What is Forex and how does it work?
The FX market is what dictates the value of a currency at a given point in time. Like mentioned earlier the common use of forex by non-market traders is in the form of currency exchange for tourism or travel. The market, however, is controlled by huge companies and a network of banks around the world, the major FX trading centres are spread through different time zones, because of this the FX market is a 24 hour functioning market. The major trading centres are in London, New York, Sydney and Tokyo.
The different types of markets
There are three different types of currency markets those are:
Spot Forex market: this is the physical exchange of the currency pair on the spot during the trade, this is the simple currency exchange most people go through.
Forward FX market: contracts are set in place to buy or sell a fixed amount of currency at a preset price, which is to be settled at a set date in the future or multiple dates over time, this has no legal binding has is exposed to a lot of risks.

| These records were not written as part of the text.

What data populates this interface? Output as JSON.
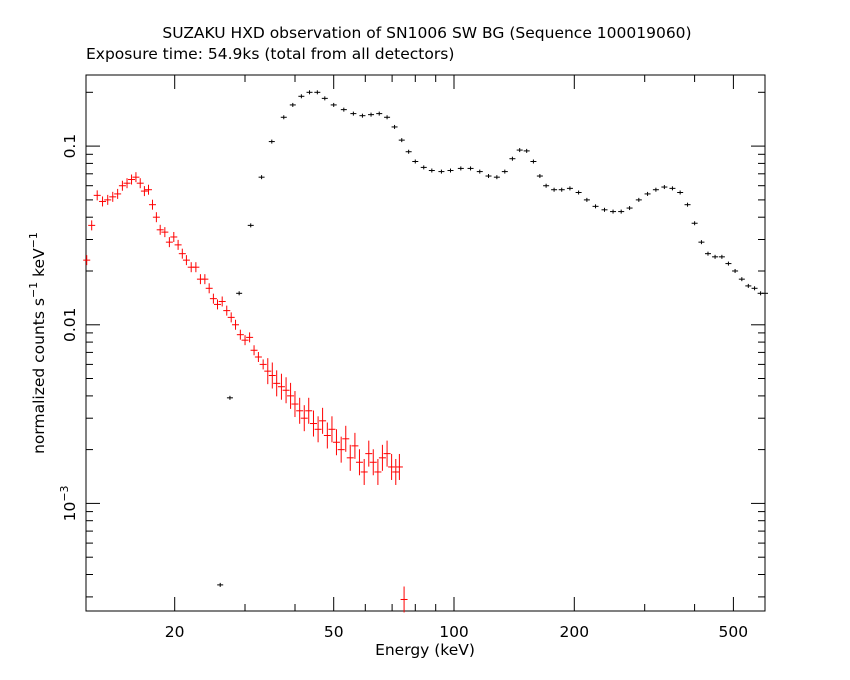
{
  "chart_data": {
    "type": "scatter",
    "title": "SUZAKU HXD observation of SN1006 SW BG (Sequence 100019060)",
    "subtitle": "Exposure time: 54.9ks (total from all detectors)",
    "xlabel": "Energy (keV)",
    "ylabel_main": "normalized counts s",
    "ylabel_exp1": "−1",
    "ylabel_mid": " keV",
    "ylabel_exp2": "−1",
    "x_scale": "log",
    "y_scale": "log",
    "xlim": [
      12,
      600
    ],
    "ylim": [
      0.00025,
      0.25
    ],
    "x_ticks": [
      {
        "value": 20,
        "label": "20"
      },
      {
        "value": 50,
        "label": "50"
      },
      {
        "value": 100,
        "label": "100"
      },
      {
        "value": 200,
        "label": "200"
      },
      {
        "value": 500,
        "label": "500"
      }
    ],
    "y_ticks": [
      {
        "value": 0.1,
        "label": "0.1"
      },
      {
        "value": 0.01,
        "label": "0.01"
      },
      {
        "value": 0.001,
        "label_base": "10",
        "label_exp": "−3"
      }
    ],
    "grid": false,
    "legend": "none",
    "series": [
      {
        "color": "#000000",
        "points": [
          [
            26.0,
            0.00035
          ],
          [
            27.5,
            0.0039
          ],
          [
            29.0,
            0.015
          ],
          [
            31.0,
            0.036
          ],
          [
            33.0,
            0.067
          ],
          [
            35.0,
            0.106
          ],
          [
            37.5,
            0.145
          ],
          [
            39.5,
            0.17
          ],
          [
            41.5,
            0.19
          ],
          [
            43.5,
            0.2
          ],
          [
            45.5,
            0.2
          ],
          [
            47.5,
            0.185
          ],
          [
            50,
            0.17
          ],
          [
            53,
            0.16
          ],
          [
            56,
            0.152
          ],
          [
            59,
            0.148
          ],
          [
            62,
            0.15
          ],
          [
            65,
            0.152
          ],
          [
            68,
            0.145
          ],
          [
            71,
            0.128
          ],
          [
            74,
            0.108
          ],
          [
            77,
            0.093
          ],
          [
            80,
            0.082
          ],
          [
            84,
            0.076
          ],
          [
            88,
            0.073
          ],
          [
            93,
            0.072
          ],
          [
            98,
            0.073
          ],
          [
            104,
            0.075
          ],
          [
            110,
            0.075
          ],
          [
            116,
            0.072
          ],
          [
            122,
            0.068
          ],
          [
            128,
            0.067
          ],
          [
            134,
            0.072
          ],
          [
            140,
            0.085
          ],
          [
            146,
            0.095
          ],
          [
            152,
            0.094
          ],
          [
            158,
            0.082
          ],
          [
            164,
            0.068
          ],
          [
            170,
            0.06
          ],
          [
            178,
            0.057
          ],
          [
            186,
            0.057
          ],
          [
            195,
            0.058
          ],
          [
            205,
            0.055
          ],
          [
            215,
            0.05
          ],
          [
            226,
            0.046
          ],
          [
            238,
            0.044
          ],
          [
            250,
            0.043
          ],
          [
            262,
            0.043
          ],
          [
            275,
            0.045
          ],
          [
            290,
            0.05
          ],
          [
            305,
            0.054
          ],
          [
            320,
            0.057
          ],
          [
            336,
            0.059
          ],
          [
            352,
            0.058
          ],
          [
            368,
            0.055
          ],
          [
            384,
            0.047
          ],
          [
            400,
            0.037
          ],
          [
            416,
            0.029
          ],
          [
            432,
            0.025
          ],
          [
            450,
            0.024
          ],
          [
            468,
            0.024
          ],
          [
            486,
            0.022
          ],
          [
            505,
            0.02
          ],
          [
            525,
            0.018
          ],
          [
            545,
            0.0165
          ],
          [
            565,
            0.016
          ],
          [
            585,
            0.015
          ],
          [
            600,
            0.015
          ]
        ]
      },
      {
        "color": "#ff0000",
        "points": [
          [
            12.05,
            0.023
          ],
          [
            12.4,
            0.036
          ],
          [
            12.8,
            0.053
          ],
          [
            13.2,
            0.049
          ],
          [
            13.6,
            0.05
          ],
          [
            14.0,
            0.052
          ],
          [
            14.4,
            0.054
          ],
          [
            14.8,
            0.06
          ],
          [
            15.2,
            0.062
          ],
          [
            15.6,
            0.065
          ],
          [
            16.0,
            0.067
          ],
          [
            16.4,
            0.062
          ],
          [
            16.8,
            0.056
          ],
          [
            17.2,
            0.057
          ],
          [
            17.6,
            0.047
          ],
          [
            18.0,
            0.04
          ],
          [
            18.4,
            0.034
          ],
          [
            18.9,
            0.033
          ],
          [
            19.4,
            0.029
          ],
          [
            19.9,
            0.031
          ],
          [
            20.4,
            0.028
          ],
          [
            20.9,
            0.025
          ],
          [
            21.4,
            0.023
          ],
          [
            22.0,
            0.021
          ],
          [
            22.6,
            0.021
          ],
          [
            23.2,
            0.018
          ],
          [
            23.8,
            0.018
          ],
          [
            24.4,
            0.016
          ],
          [
            25.0,
            0.014
          ],
          [
            25.6,
            0.013
          ],
          [
            26.3,
            0.0135
          ],
          [
            27.0,
            0.012
          ],
          [
            27.7,
            0.011
          ],
          [
            28.4,
            0.01
          ],
          [
            29.2,
            0.0088
          ],
          [
            30.0,
            0.0082
          ],
          [
            30.8,
            0.0085
          ],
          [
            31.6,
            0.0072
          ],
          [
            32.4,
            0.0066
          ],
          [
            33.3,
            0.006
          ],
          [
            34.2,
            0.0055
          ],
          [
            35.1,
            0.0052
          ],
          [
            36.0,
            0.0047
          ],
          [
            37.0,
            0.0045
          ],
          [
            38.0,
            0.0043
          ],
          [
            39.0,
            0.004
          ],
          [
            40.0,
            0.0036
          ],
          [
            41.1,
            0.0033
          ],
          [
            42.2,
            0.003
          ],
          [
            43.3,
            0.0033
          ],
          [
            44.5,
            0.0028
          ],
          [
            45.7,
            0.0026
          ],
          [
            46.9,
            0.0029
          ],
          [
            48.2,
            0.0024
          ],
          [
            49.5,
            0.0026
          ],
          [
            50.8,
            0.0022
          ],
          [
            52.2,
            0.002
          ],
          [
            53.6,
            0.0023
          ],
          [
            55.0,
            0.0018
          ],
          [
            56.5,
            0.0021
          ],
          [
            58.0,
            0.0017
          ],
          [
            59.6,
            0.0015
          ],
          [
            61.2,
            0.0019
          ],
          [
            62.8,
            0.0017
          ],
          [
            64.5,
            0.0015
          ],
          [
            66.2,
            0.0018
          ],
          [
            68.0,
            0.0019
          ],
          [
            69.8,
            0.0016
          ],
          [
            71.5,
            0.0015
          ],
          [
            73.0,
            0.0016
          ],
          [
            75.0,
            0.00029
          ]
        ]
      }
    ]
  }
}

Future Forex market: this entails the same as Forward contracts but has a binding legal tender which makes it less risky.

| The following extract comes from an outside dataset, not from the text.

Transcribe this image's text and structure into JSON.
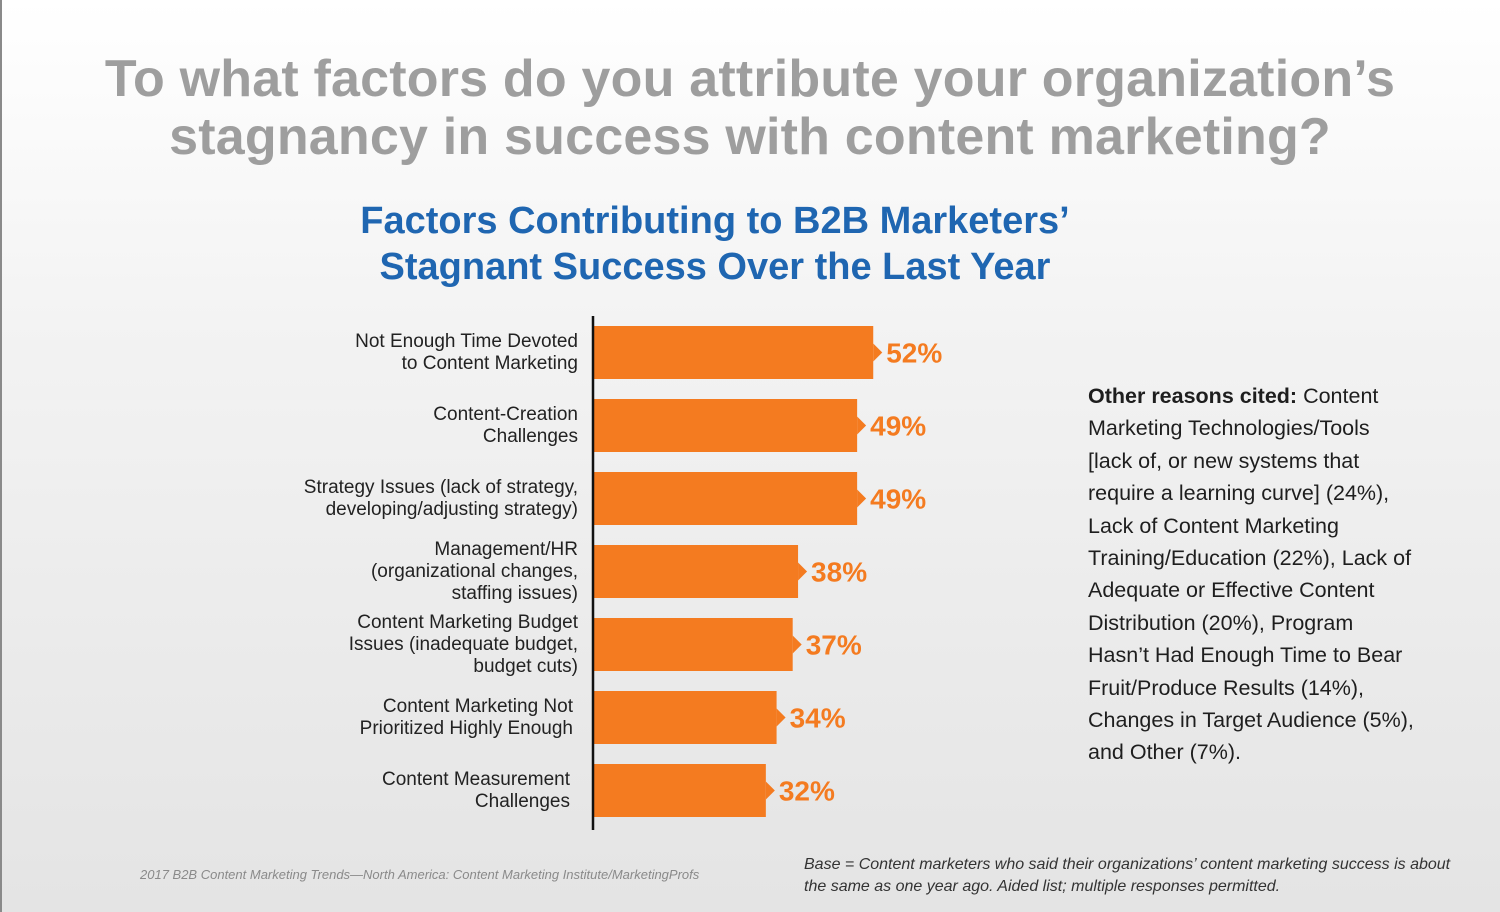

Most FX traders make future predictions on exchange rates taking advantage of the market movements in hope of making a considerable profit.
Technology and FX trading
Forex trading is now a complete online marketplace, this is allowing single participants to actively participate and have a chance at making a profit. Online applications and websites have active trading and live exchange rates helping users have a real chance in the exchange market. For beginners, most applications and websites have an option of virtual trading which gives them an option to test their mettle before diving into real trading.
Advantages of the Currency market
Market Hours: the 24-hour market is one of the biggest pros of the Forex market, the hours give all the people a chance at the market. The different time zone trading markets create the 24-hour world market.
High liquidity: this is an advantage created by the unique market hours of FX. because of the 24-hour availability there are always people on the market buying and selling creating a highly liquid market worth over 5 trillion.
Volatility: Due to the high liquidity there are billions of dollars worth of transactions happening all the time, this causes the price movements of some of the currencies highly volatile. Giving traders a better chance at reaping higher profits.
Easy access tools: the different websites and applications around the world give fast and easy access to traders making the whole process hassle-free for market participants.
Ways to stop losing money in fx
Do your research – before going live and just jumping into volatile trading, study the trends and analyse the data the internet gives and act according to what you find. Going in blind and investing in the wrong trade is a fatal mistake most traders do because of overconfidence.
Put practice accounts to good use – using practice accounts don’t make you a novice, consistently practising on these accounts help you get a better understanding of the order-entry techniques and help you become a better trader on the whole.
Don’t abuse charts – most applications give you analysis tools, do not overuse them with multiple indicators and other tools. Keeping them to the minimum gives the most accurate indications and helps you avoid unnecessary errors.
Start small – do not over commit and risk a lot of money while going live, keep it to a minimum and safe.
Know your rules – properly understand and follow different rules of the market and your local government when it comes to FX.
Treat trading like a business- Don’t get emotional and trigger-happy when it comes to trading, keep a cool head and think about what you are doing, without this it just becomes gambling.